Deve ser por isso que me encantei tanto com Moonage Daydream, um documentário sobre David Bowie que não é exatamente um documentário e sim uma espécie de ensaio visual expressionista misturando shows, entrevistas antigas e imagens aleatórias para mostrar sem muito compromisso factual como o cantor era um e era vários, às vezes tudo ao mesmo tempo, de um jeito que nem ele sabia dizer quem é que estava por trás da máscara, ou se havia de fato um Eu essencial e singular que coordenava o show, ou quiçá o começo de um personagem e o final de outro, quase como se ele fosse uma onda eletromagnética. É uma das melhores coisas que vi nos últimos tempos, uma aula (meio frenética) de criatividade, e olhe que nunca fui grande fã de David Bowie.
Minha missão na Terra já estará cumprida se eu conseguir convencer vocês a assistirem esse documentário.
Segue o trailer:
Esse documentário também me fez lembrar de um dos primeiros títulos em que trabalhei, Caos criativo ─ como ser criativo e resiliente em um mundo que gosta de arrumação (2019), de Tim Harford, uma parceria entre a Dublinense e a Belas Letras. É, grosso modo, um livro que fala da importância de se combinar planejamento e improvisação, embora, no fundo, também fale muito das questões excessivas de controle e sobre aceitação do outro ─ ou melhor, de como essa presença do outro provoca uma perturbação que pode ser muito benéfica para várias áreas da vida. Fiz a preparação desse texto, e acho que minha inexperiência na época não o deixou na melhor forma, mas é um livro que mexe muito comigo até hoje e volta e meia releio algumas páginas, pensando no quanto a gente se sabota, às vezes planejando até o ponto da asfixia, às vezes planejando tão pouco que a coisa vira um pandemônio.
Eu, se fosse você, comprava esse livro pela Estante Virtual agora mesmo.
E, enquanto o livro não chega nas vossas respectivas residências, quero recomendar ainda três newsletters para vocês acompanharem: After Babel, Escaping Flatland e Jornalzinho.
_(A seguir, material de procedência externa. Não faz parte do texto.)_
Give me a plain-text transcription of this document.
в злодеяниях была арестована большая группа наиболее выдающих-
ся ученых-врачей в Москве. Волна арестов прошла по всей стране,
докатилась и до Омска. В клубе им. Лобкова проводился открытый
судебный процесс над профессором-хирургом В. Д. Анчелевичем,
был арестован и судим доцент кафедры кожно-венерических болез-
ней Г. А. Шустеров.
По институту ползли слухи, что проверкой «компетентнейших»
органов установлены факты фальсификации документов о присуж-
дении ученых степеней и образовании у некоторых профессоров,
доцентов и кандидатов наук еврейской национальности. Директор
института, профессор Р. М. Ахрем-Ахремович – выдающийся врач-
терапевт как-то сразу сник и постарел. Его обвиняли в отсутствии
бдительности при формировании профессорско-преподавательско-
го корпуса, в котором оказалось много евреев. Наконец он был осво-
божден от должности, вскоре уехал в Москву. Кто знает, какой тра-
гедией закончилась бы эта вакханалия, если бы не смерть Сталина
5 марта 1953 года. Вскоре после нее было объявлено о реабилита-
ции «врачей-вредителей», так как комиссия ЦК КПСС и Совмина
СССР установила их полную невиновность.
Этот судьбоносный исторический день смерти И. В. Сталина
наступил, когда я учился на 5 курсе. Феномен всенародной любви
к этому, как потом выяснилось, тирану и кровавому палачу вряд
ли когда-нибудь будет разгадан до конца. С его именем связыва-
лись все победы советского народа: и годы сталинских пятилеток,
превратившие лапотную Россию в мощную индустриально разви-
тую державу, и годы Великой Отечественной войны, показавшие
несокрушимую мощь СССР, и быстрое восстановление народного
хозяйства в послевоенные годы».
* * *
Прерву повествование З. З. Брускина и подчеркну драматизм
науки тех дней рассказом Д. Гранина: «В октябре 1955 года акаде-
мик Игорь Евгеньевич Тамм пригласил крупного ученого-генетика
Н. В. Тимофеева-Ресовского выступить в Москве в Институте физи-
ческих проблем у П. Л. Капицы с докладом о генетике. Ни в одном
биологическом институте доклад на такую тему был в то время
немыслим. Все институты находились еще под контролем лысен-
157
As duas primeiras, ambas em inglês, foram indicações de Raisa Monteiro Capela ─ cuja newsletter, aliás, também vale a leitura. A outra, eu não me lembro muito bem como descobri. Se foi alguém que me sugeriu, perdoe. Não me leve a mal. Todas são ótimas leituras, principalmente porque conseguem abrir nossa cabeça em temas muito centrais do nosso dia a dia.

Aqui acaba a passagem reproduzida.